Затем он проводил друга из дома до самой лектики. Когда главный полицейский города покинул эту улицу, и его немногочисленные сопровождающие тоже ушли прочь, дом Апполония снова наполнился шумом и гамом, беготней и суетой.

Оставшись один, Апполоний судорожно стал собирать в квартире самые ценные вещи, драгоценности и деньги. Затем он взял и засунул за пояс широкий короткий меч и, закутавшись в плащ, вышел на вечернюю улицу. Выбирая самые темные и малолюдные улочки и переулки, он шел по направлению к вилле Валерия.

Подозрительно смотрели на него прохожие, сами имеющие еще более непотребный и разнузданный вид. Посетители грязных притонов, воры, пьяницы и больные потаскушки провожали Апполония недобрыми взглядами.

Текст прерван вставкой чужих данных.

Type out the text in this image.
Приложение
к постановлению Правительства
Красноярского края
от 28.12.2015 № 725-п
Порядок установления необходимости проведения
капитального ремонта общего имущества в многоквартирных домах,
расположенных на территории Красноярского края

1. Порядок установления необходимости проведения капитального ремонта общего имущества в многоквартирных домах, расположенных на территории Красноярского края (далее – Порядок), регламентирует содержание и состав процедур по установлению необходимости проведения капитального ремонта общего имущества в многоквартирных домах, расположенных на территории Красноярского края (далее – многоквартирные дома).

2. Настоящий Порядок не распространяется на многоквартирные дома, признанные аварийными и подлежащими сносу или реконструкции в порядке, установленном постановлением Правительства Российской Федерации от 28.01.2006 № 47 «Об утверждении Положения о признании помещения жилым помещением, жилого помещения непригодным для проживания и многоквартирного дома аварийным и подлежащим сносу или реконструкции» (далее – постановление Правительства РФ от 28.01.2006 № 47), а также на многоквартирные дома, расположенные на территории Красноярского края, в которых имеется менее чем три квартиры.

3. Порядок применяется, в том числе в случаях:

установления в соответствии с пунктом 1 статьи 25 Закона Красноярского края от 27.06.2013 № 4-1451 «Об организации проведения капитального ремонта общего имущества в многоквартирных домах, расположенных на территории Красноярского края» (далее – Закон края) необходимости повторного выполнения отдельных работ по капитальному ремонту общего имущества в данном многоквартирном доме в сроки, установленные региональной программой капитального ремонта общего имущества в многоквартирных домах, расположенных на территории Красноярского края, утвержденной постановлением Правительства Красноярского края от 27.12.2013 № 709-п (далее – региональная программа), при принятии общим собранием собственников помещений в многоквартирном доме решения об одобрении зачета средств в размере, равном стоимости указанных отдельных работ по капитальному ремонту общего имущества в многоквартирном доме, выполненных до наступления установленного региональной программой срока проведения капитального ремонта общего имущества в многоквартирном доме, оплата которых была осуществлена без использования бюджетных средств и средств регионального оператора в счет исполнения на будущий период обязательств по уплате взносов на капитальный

Но тот шел уверенно, никому не уступая дороги, и его мрачный и суровый взгляд затравленного хищника в свою очередь отпугивал каждого, кто пожелал бы пристать к этому человеку. Мрачным и грозным казалось все Апполонию на улицах Капуи.

ГЛАВА ДВАДЦАТЬ ЧЕТВЕРТАЯ

Ночью Актис видела сон. Он сильно напугал и взволновал ее. Сон был тревожный и непонятный.

Она бежала по залитому солнечным светом лугу. Бежать было легко и приятно, на ногах не было обуви и, шлепая босиком по лужам, оставшимся после прошедшего утром ливня, Актис чувствовала горячее дыхание земли.